“啊?!”
众嫔妃发出一声惨叫。
“啊什么啊?”
陆茸板着小脸训斥道。
“黑风山的规矩,和气生财!你们窝里斗,那是让外人看笑话!有这力气,多绣两朵花,多唱两首曲儿不好吗?”
“淑妃!”
“在……”淑妃捂着被抓乱的发髻,小声应道。
“以后你们织造坊搬去东六宫,离这儿远点,图个清静!”
“德妃!”
“在……”德妃抱着裂了缝的琵琶,一脸心疼。
“你们就在西六宫练嗓子!井水不犯河水!谁要是再敢越界挑事,本王就让萧大总管去给你们‘打扫’寝宫!”
听到“萧大总管”四个字,所有人齐刷刷地打了个寒颤。
那种被当成垃圾扫出门的恐惧,她们这辈子都不想再体验第二次了。
“是!大王英明!”众嫔妃齐声应道。
“行了,散了吧!该干嘛干嘛去!别耽误了晚上的生意!”
陆茸一挥手,嫔妃们如蒙大赦,捡起地上的家伙事儿,一溜烟跑没了影。
只有景明帝还孤零零地站在原地,看着这一地鸡毛。
“大王啊……”
景明帝凑过去,一脸讨好:“朕看她们这架势,今晚是不是没人给朕做饭了?”
陆茸斜了他一眼,从怀里掏出昨晚那本《龙威何在:天子与野猫的树上惊魂夜》。
“想吃饭?”
陆茸晃了晃手里的话本子。
“这书昨晚卖得不错,加印了三千册。
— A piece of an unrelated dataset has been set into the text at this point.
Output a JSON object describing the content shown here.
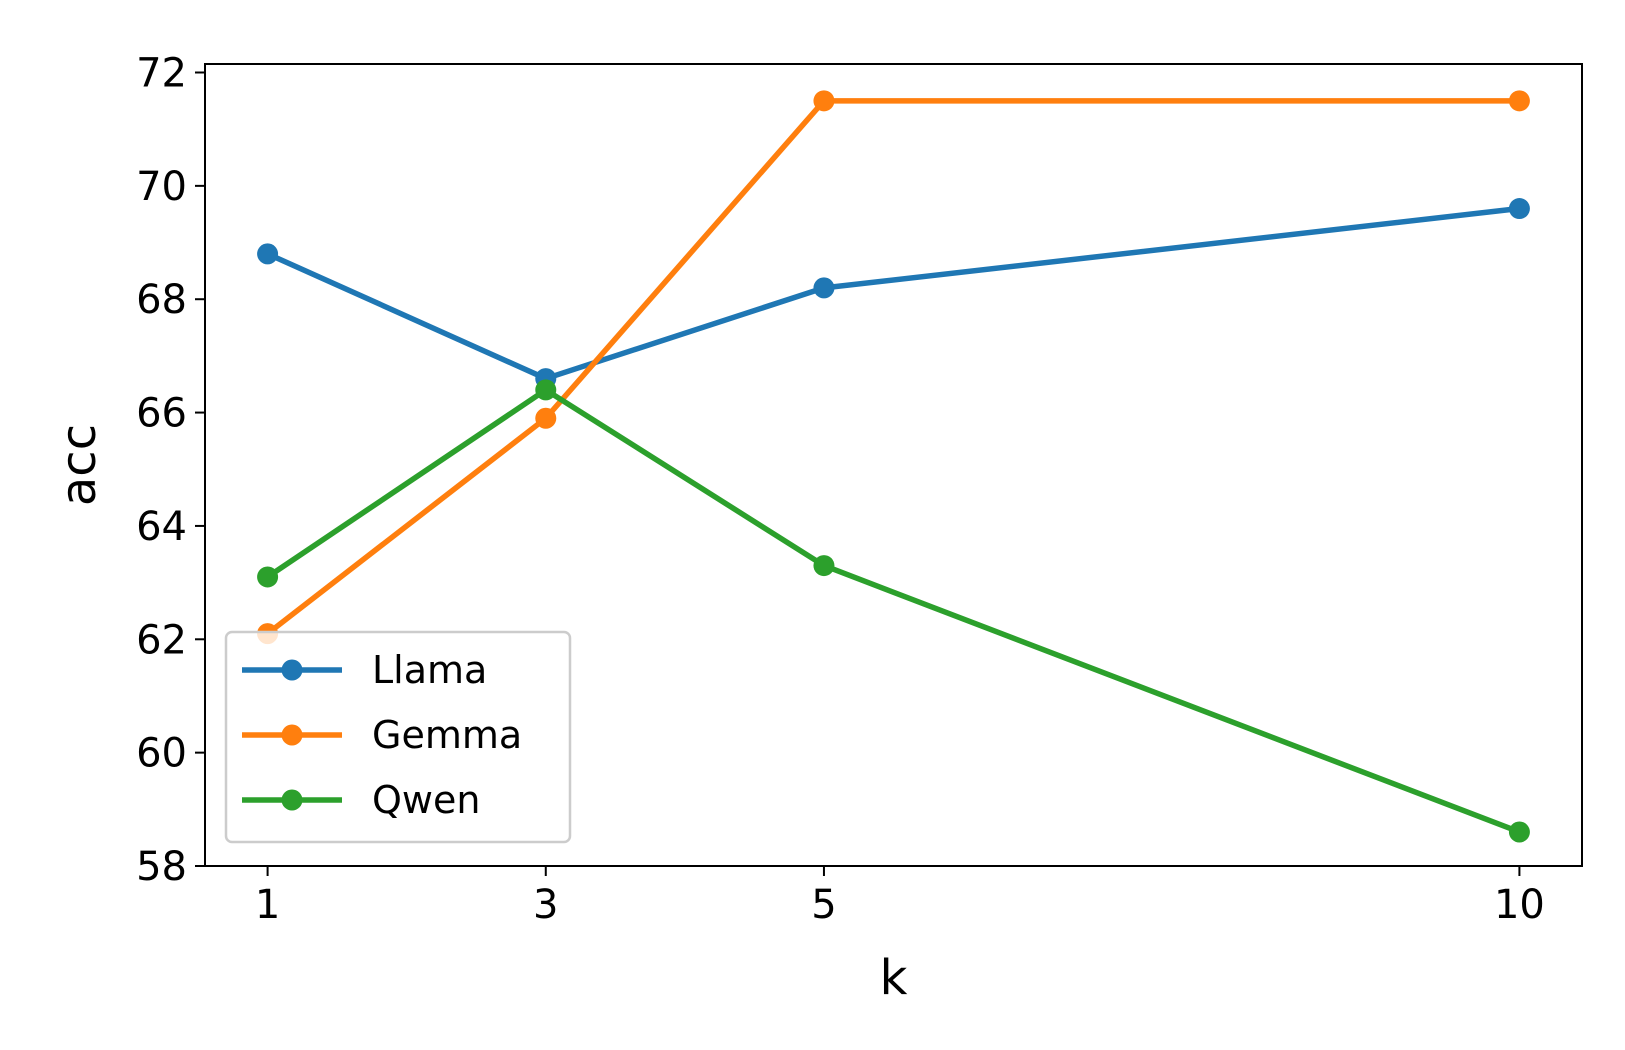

书坊那边催着要下卷呢。”
“你今晚别闲着,去给刘才人当个‘话靶子’。”
“把你当年尿床、怕黑、被先皇打屁股的事儿都回忆回忆。”
“要是谈资够骇人听闻,晚饭给你加个鸡腿。”
景明帝的老脸瞬间涨成了猪肝色。
“这……这是私隐!朕也是要面子的!”
“面子?”
陆茸指了指不远处正在疯狂清理战场的萧贵妃。
“你看萧贵妃,人家以前多要面子?现在为了几个垃圾都能拼命。你一个负债累累的老头,还端着什么架子?”
“赶紧去!不然连野菜团子都没了!”
景明帝看着陆茸那不容置疑的小眼神,又摸了摸咕咕叫的肚子。
他长叹一声,仰天流泪。
“罢了!为了大周!为了还债!朕……朕这就去回忆朕六岁那年尿床的细节!”
夕阳西下,景明帝萧瑟的背影消失在甬道尽头。
而御花园里,萧贵妃还在不知疲倦地挥舞着扫帚:
“这儿还有根头发!别跑!本宫看见你了!”
……
虽然御花园的“私斗”才过去一日,但这并没有影响大周后宫轰轰烈烈的搞钱热情。
相反,因为有了“损坏公物要赔偿”这个悬在头顶的利剑,嫔妃们干起活来更加卖命了。
转眼便到了月底。
这一日,兰林殿——也就是曾经最冷清、最没人愿意来的冷宫,此刻却是张灯结彩,人声鼎沸,比过年还要热闹。
因为今天是黑风山后宫分舵第一次“论功行赏”的好日子!
大殿正中央,那张曾经摇摇欲坠的破桌子已经被擦得锃亮。